Ihm war zunächst nicht klar, ob er lachen oder sie herausfordern sollte. Doch stattdessen entschloss er sich, den Mund zu halten. Würde eine Unterhaltung sie beim Fahren stören? Er wusste nichts über diese Frau, nur, dass sie sehr hilfsbereit und freundlich war.

Um seine Gedanken von dieser schönen Frau abzulenken, schaute er sich in der Fahrerkabine um. Sein Blick fiel auf das Titelblatt einer Zeitung, die auf der Ablage zwischen den beiden Sitzen lag und auf dem ihm sein eigenes Bild entgegenlachte. „Herzog sucht Frau“, stand in dicken fetten Buchstaben darunter.

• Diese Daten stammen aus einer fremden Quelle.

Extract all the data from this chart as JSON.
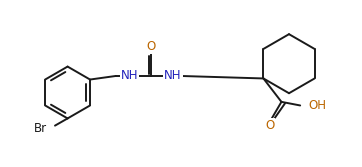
{
  "bg_color": "#ffffff",
  "line_color": "#1a1a1a",
  "atom_color_N": "#2222bb",
  "atom_color_O": "#bb6600",
  "atom_color_Br": "#1a1a1a",
  "line_width": 1.4,
  "font_size_atom": 8.5,
  "fig_width": 3.62,
  "fig_height": 1.67,
  "dpi": 100,
  "xlim": [
    0,
    10
  ],
  "ylim": [
    0,
    4.6
  ]
}
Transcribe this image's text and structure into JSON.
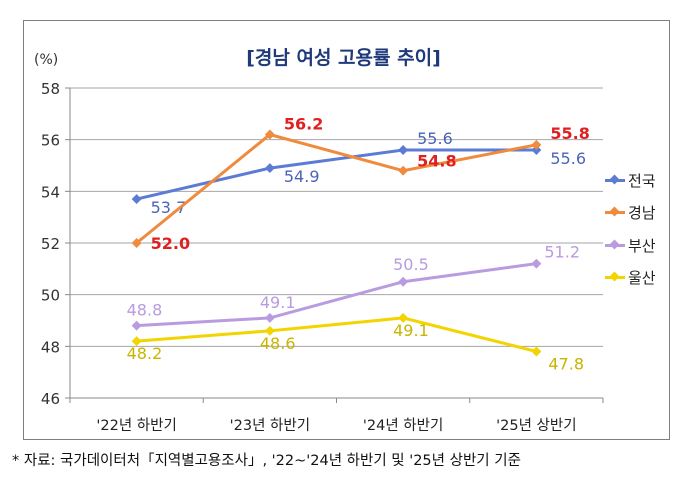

Auch das noch! Jetzt war alles ruiniert.

Er griff nach der Zeitung und legte sie rasch auf seinen Schoß. „Macht es Ihnen etwas aus, wenn ich die Zeitung lese?“

„Natürlich nicht, allerdings ist sie von gestern.“ Ihr Blick war weiterhin auf die Straße gerichtet.

Ohne die Augen von Sydney zu nehmen, faltete er die Zeitung so um, dass sie die fettgedruckten Schlagzeilen und das Foto nicht sehen konnte. „Lesen Sie jeden Tag Zeitung?“

„Nur manchmal. Ich schaffe es nicht, sie jeden Tag zu lesen.“

Und er würde dafür sorgen, dass sie diese niemals las.

2. KAPITEL

Sydney fuhr in die Parklücke, die sie normalerweise immer auf dieser Autobahnraststätte am Rande von Toledo benutzte. Nachdem sie den riesigen Laster zum Halt gebracht, schaute sie zu ihrem Fahrgast hinüber.

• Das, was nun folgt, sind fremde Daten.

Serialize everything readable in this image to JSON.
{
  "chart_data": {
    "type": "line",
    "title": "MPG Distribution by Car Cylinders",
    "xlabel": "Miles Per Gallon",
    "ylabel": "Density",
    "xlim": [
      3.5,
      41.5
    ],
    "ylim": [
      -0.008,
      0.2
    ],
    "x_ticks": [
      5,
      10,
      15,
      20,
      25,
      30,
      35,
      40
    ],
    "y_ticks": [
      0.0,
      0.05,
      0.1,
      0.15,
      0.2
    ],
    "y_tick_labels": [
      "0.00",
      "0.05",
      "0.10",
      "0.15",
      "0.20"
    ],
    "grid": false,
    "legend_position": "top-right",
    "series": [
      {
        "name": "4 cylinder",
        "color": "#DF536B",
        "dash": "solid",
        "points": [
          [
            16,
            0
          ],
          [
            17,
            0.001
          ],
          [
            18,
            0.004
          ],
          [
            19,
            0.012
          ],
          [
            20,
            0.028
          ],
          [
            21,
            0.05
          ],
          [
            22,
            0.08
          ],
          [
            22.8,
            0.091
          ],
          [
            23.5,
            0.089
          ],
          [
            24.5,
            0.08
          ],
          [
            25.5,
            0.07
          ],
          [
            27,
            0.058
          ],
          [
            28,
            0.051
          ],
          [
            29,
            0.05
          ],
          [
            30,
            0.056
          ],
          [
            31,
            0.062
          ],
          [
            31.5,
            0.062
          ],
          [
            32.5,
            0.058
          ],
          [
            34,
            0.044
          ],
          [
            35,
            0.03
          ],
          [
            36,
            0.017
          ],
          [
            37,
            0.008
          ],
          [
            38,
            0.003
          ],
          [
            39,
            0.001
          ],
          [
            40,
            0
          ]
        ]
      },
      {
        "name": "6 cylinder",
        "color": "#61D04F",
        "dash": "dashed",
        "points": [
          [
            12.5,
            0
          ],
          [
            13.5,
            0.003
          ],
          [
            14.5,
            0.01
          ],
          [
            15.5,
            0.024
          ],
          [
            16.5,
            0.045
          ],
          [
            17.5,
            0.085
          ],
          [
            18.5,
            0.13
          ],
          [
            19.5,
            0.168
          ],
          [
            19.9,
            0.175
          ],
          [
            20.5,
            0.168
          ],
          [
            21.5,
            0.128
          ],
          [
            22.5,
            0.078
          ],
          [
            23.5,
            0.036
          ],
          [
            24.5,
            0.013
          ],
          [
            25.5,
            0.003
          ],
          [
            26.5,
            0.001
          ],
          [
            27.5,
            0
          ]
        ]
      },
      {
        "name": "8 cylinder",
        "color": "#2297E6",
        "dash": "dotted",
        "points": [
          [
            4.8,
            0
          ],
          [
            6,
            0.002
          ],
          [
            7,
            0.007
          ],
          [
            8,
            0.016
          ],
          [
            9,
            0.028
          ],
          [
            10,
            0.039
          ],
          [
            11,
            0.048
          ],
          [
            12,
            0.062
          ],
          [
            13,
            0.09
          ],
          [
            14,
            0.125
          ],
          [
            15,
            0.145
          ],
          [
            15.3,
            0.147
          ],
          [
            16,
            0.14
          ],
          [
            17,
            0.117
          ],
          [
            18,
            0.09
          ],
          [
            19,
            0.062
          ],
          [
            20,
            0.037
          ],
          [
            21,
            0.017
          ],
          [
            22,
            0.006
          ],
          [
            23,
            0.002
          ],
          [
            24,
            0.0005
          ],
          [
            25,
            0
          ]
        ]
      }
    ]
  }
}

Auf dem halben Weg hierher war er wieder eingeschlafen. Die Zeitung, die er gelesen hatte, war zu Boden gefallen. Penelope hatte sich bisher nicht gerührt und schlief wahrscheinlich auch noch.

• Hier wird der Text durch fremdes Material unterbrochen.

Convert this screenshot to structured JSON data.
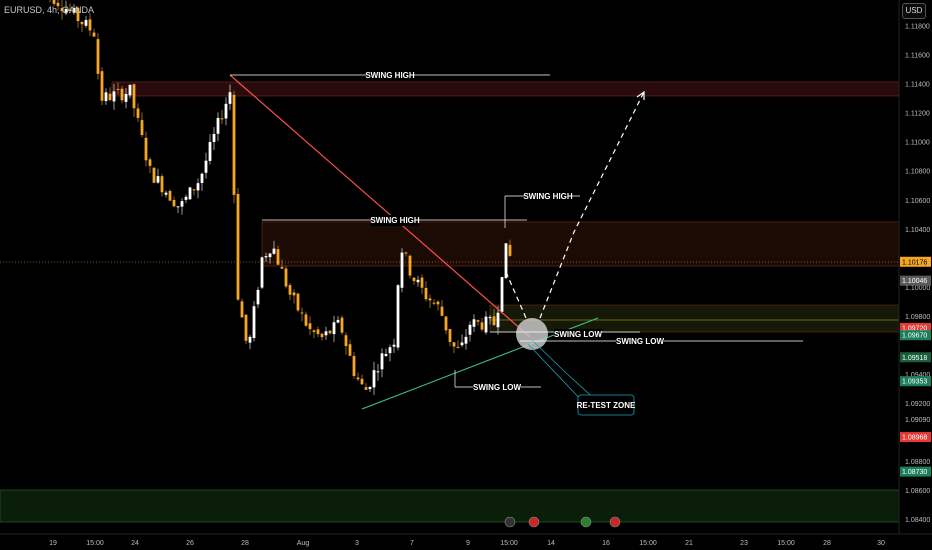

Sydney musste sich mit einem Seufzer eingestehen, dass es ihr nicht geschadet hatte, ihre Regel zu brechen. Sie würde die beiden jetzt sich selbst überlassen können, ohne sich Sorgen machen zu müssen, dass ihnen auf dem einsamen dunklen Highway etwas passieren könnte.

Sie ignorierte das Unbehagen, das sie bei dem Gedanken befiel, wieder auf sich allein gestellt zu sein.

Als sie den Motor abstellte, umgab sie eine ungewohnte Stille. Dann erhob sie sich, nahm die heruntergefallene Zeitung auf und legte sie unten in den Wandschrank, wo sie das Altpapier sammelte. 

Es war an der Zeit, ihre Fahrgäste zu wecken. Sie schob den Vorhang zur Seite und betrachtete das schlafende Mädchen. Eine bittersüße Sehnsucht befiel Sydney. Sie liebte Kinder. Eigentlich war sie Grundschullehrerin und unterrichtete während des laufenden Schuljahres Kinder aus aller Welt. Einige von ihnen hatten schon die Schattenseiten des Lebens kennen gelernt und waren nicht mehr so unbedarft, wie sie es gern gehabt hätte, aber alle waren voller Hoffnung und Liebe.

Sydney hatte immer davon geträumt, eines Tages ihre eigene Familie zu haben. Aber jetzt glaubte sie nicht mehr, dass das einmal Wirklichkeit werden würde.